[petsc-users] help me to solve 6-dim PDE with PETSc with advice

[Oleksandr Koshkarov]

Dear All,

I am a new PETSc user and I am still in the middle of the manual (I have 
finally settled to choose PETSc as my main numerical library) so I am 
sorry beforehand if my questions would be naive.

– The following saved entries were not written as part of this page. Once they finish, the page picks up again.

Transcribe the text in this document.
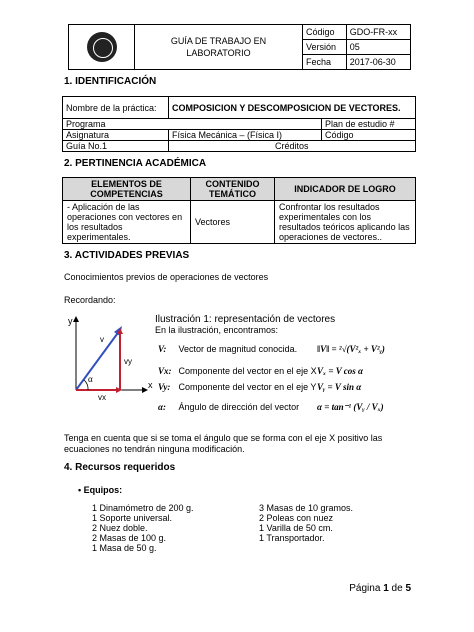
	GUÍA DE TRABAJO EN LABORATORIO	Código	GDO-FR-xx
		Versión	05
		Fecha	2017-06-30
1. IDENTIFICACIÓN
Nombre de la práctica:	COMPOSICION Y DESCOMPOSICION DE VECTORES.	
Programa		Plan de estudio #
Asignatura	Física Mecánica – (Física I)	Código
Guía No.1	Créditos	
2. PERTINENCIA ACADÉMICA
ELEMENTOS DE COMPETENCIAS	CONTENIDO TEMÁTICO	INDICADOR DE LOGRO
- Aplicación de las operaciones con vectores en los resultados experimentales.	Vectores	Confrontar los resultados experimentales con los resultados teóricos aplicando las operaciones de vectores..
3. ACTIVIDADES PREVIAS
Conocimientos previos de operaciones de vectores
Recordando:
y
x
v
vy
vx
α
Ilustración 1: representación de vectores
En la ilustración, encontramos:
V: Vector de magnitud conocida. ‖V‖ = ²√(V²ₓ + V²ᵧ)
Vx: Componente del vector en el eje X Vₓ = V cos α
Vy: Componente del vector en el eje Y Vᵧ = V sin α
α: Ángulo de dirección del vector α = tan⁻¹ (Vᵧ / Vₓ)
Tenga en cuenta que si se toma el ángulo que se forma con el eje X positivo las ecuaciones no tendrán ninguna modificación.
4. Recursos requeridos
• Equipos:
1 Dinamómetro de 200 g.
1 Soporte universal.
2 Nuez doble.
2 Masas de 100 g.
1 Masa de 50 g.
3 Masas de 10 gramos.
2 Poleas con nuez
1 Varilla de 50 cm.
1 Transportador.
Página 1 de 5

I am trying to solve 6+1 dimensional Vlasov equation with spectral 
methods. More precisely, I will try to solve half-discretized equations 
of the form (approximate form) with pseudospectral Fourier method:

(Equations are in latex format, the nice website to see them is 
https://www.codecogs.com/latex/eqneditor.php)

\frac{dC_{m,m,p}}{dt} =\\
  \partial_x \left ( a_n C_{n+1,m,p} +b_n C_{n,m,p} +c_n C_{n-1,m,p} 
\right ) \\
+ \partial_y \left ( a_m C_{n,m+1,p} +b_m C_{n,m,p} +c_m C_{n,m-1,p}  
\right ) \\
+ \partial_z \left ( a_p C_{n,m,p+1} +b_p C_{n,m,p} +c_p C_{n,m,p-1}  
\right ) \\
+ d_n E_x C_{n-1,m,p} + d_m E_x C_{n,m-1,p} + d_p E_x C_{n,m,p-1} \\
+ B_x (e_{m,p} C_{n,m-1,p-1} + f_{m,p}C_{n,m-1,p+1} + \dots) + B_y 
(\dots) + B_z (\dots)


where a,b,c,d,e,f are some constants which can depend on n,m,p,

n,m,p = 0...N,

C_{n,m,p} = C_{n,m,p}(x,y,z),

E_x = E_x(x,y,z), (same for E_y,B_x,...)

and fields are described with equation of the sort (linear pdes with 
source terms dependent on C):

\frac{dE_x}{dt} = \partial_y B_z - \partial_z B_x + (AC_{1,0,0} + 
BC_{0,0,0}) \\
\frac{dB_x}{dt} = -\partial_y E_z + \partial_z E_x

with A,B being some constants.

I will need fully implicit Crank–Nicolson method, so my plan is to use 
SNES or TS where

I will use one MPI PETSc vector which describes the state of the system 
(all, C, E, B),  then I can evolve linear part with just matrix 
multiplication.

The first question is, should I use something like DMDA? if so, it is 
only 3dimensional but I need 6 dimensional vectots? Will it be faster 
then matrix multiplication?

Then to do nonlinear part I will need 3d mpi-fftw to compute 
convolutions. The problem is, how do I extract subvectors from full big 
vector state? (what is the best approach?)

If you have some other suggestions, please feel free to share

Thanks and best regards,

Oleksandr Koshkarov.